Package JSON, presented as YAML for readability:

resources:
- encoding: utf-8
  format: csv
  mediatype: text/csv
  name: medical_patient
  path: /var/data-pkg/output/Patient_20240112150044.csv
  schema: /app/schemas/medical/patient.yaml
  type: table
- encoding: utf-8
  format: csv
  mediatype: text/csv
  name: medical_encounter
  path: /var/data-pkg/output/Encounter_20240112150042.csv
  schema: /app/schemas/medical/encounter.yaml
  type: table
- encoding: utf-8
  format: csv
  mediatype: text/csv
  name: medical_medications
  path: /var/data-pkg/output/Medications_20240112150809.csv
  schema: /app/schemas/medical/medications.yaml
  type: table
- encoding: utf-8
  format: csv
  mediatype: text/csv
  name: medical_problem
  path: /var/data-pkg/output/Problem_20240112150453.csv
  schema: /app/schemas/medical/problem.yaml
  type: table
- encoding: utf-8
  format: csv
  mediatype: text/csv
  name: medical_toxicity
  path: /var/data-pkg/output/Toxicity_20240112151505.csv
  schema: /app/schemas/medical/toxicity.yaml
  type: table
- encoding: utf-8
  format: csv
  mediatype: text/csv
  name: medical_observations
  path: /var/data-pkg/output/Observations_20240112155005.csv
  schema: /app/schemas/medical/observations.yaml
  type: table
- encoding: utf-8
  format: csv
  mediatype: text/csv
  name: medical_vitals
  path: /var/data-pkg/output/Vitals_20240112150819.csv
  schema: /app/schemas/medical/vitals.yaml
  type: table
fjuniorr commented 4 months ago

It looks like this is a more general error that we can't skip any error in the CLI for validating packages.

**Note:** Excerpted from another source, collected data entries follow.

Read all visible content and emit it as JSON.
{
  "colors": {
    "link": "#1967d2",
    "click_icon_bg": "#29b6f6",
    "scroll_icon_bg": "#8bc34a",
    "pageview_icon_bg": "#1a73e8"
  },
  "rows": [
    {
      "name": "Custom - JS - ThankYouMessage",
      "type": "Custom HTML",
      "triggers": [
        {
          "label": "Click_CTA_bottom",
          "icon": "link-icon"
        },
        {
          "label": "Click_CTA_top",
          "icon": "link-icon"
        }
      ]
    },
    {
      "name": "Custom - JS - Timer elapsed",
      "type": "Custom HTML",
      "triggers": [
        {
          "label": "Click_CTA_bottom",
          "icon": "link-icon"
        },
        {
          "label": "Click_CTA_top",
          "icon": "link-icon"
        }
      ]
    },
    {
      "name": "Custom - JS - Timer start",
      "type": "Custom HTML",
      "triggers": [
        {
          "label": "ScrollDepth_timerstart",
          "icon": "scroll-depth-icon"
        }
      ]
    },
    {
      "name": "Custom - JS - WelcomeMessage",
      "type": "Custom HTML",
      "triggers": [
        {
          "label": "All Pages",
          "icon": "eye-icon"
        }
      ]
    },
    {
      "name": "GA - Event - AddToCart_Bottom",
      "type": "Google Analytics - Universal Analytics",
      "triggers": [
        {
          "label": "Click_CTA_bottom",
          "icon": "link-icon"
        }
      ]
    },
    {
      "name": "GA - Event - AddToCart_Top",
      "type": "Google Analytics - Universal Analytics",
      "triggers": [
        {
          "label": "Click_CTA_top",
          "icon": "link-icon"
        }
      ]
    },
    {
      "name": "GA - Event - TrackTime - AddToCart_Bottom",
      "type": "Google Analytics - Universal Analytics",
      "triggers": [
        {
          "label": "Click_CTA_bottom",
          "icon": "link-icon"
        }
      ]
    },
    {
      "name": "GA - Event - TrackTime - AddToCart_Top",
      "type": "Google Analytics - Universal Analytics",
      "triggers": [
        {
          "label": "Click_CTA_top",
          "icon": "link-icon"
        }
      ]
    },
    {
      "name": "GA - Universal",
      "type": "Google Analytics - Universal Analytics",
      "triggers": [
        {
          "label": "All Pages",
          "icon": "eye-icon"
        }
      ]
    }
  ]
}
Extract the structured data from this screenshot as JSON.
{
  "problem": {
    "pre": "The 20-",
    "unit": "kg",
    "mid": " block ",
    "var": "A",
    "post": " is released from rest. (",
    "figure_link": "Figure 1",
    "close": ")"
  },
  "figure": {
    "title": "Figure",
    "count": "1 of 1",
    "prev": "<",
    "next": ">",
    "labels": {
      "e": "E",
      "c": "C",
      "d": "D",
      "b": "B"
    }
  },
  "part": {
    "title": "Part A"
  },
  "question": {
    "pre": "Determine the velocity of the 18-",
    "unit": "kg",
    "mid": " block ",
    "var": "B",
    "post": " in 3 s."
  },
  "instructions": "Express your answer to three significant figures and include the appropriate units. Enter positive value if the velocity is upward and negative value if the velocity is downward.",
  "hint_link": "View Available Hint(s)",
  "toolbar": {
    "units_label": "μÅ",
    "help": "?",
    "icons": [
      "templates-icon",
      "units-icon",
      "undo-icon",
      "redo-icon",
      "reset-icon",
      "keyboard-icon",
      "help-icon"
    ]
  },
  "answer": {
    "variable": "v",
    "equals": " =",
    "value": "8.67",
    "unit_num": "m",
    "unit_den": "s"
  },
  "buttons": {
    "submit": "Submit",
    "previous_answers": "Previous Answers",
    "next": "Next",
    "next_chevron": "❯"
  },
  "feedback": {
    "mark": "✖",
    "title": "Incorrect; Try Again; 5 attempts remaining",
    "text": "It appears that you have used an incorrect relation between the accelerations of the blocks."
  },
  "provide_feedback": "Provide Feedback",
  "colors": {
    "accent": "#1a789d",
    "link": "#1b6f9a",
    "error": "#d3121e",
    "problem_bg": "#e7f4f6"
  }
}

In frictionless 5.17.0 with this reprex I get:

frictionless validate --skip-errors "blank-label" https://raw.githubusercontent.com/splor-mg/reprex/main/reprex/20231228T143527/datapackage.json
────────────────────────────────────────────────────────────── Dataset ───────────────────────────────────────────────────────────────
               dataset               
┏━━━━━━┳━━━━━━━┳━━━━━━━━━━┳━━━━━━━━━┓
┃ name ┃ type  ┃ path     ┃ status  ┃
┡━━━━━━╇━━━━━━━╇━━━━━━━━━━╇━━━━━━━━━┩
│ data │ table │ data.csv │ INVALID │
└──────┴───────┴──────────┴─────────┘
─────────────────────────────────────────────────────────────── Tables ───────────────────────────────────────────────────────────────
                                         data                                         
┏━━━━━━┳━━━━━━━┳━━━━━━━━━━━━━┳━━━━━━━━━━━━━━━━━━━━━━━━━━━━━━━━━━━━━━━━━━━━━━━━━━━━━━━┓
┃ Row  ┃ Field ┃ Type        ┃ Message                                               ┃
┡━━━━━━╇━━━━━━━╇━━━━━━━━━━━━━╇━━━━━━━━━━━━━━━━━━━━━━━━━━━━━━━━━━━━━━━━━━━━━━━━━━━━━━━┩
│ None │ 2     │ blank-label │ Label in the header in field at position "2" is blank │
└──────┴───────┴─────────────┴───────────────────────────────────────────────────────┘

When I validate the data file (or a standalone resource) the check is properly skipped:

frictionless validate --skip-errors "blank-label" https://raw.githubusercontent.com/splor-mg/reprex/main/reprex/20231228T143527/data.csv
─────────────────────────────────────────────────────── Dataset ────────────────────────────────────────────────────────
              dataset               
┏━━━━━━┳━━━━━━━┳━━━━━━━━━━┳━━━━━━━━┓
┃ name ┃ type  ┃ path     ┃ status ┃
┡━━━━━━╇━━━━━━━╇━━━━━━━━━━╇━━━━━━━━┩
│ data │ table │ data.csv │ VALID  │
└──────┴───────┴──────────┴────────┘
diego-oncoramedical commented 4 months ago

Good catch. I'll change the title of the ticket to reflect this.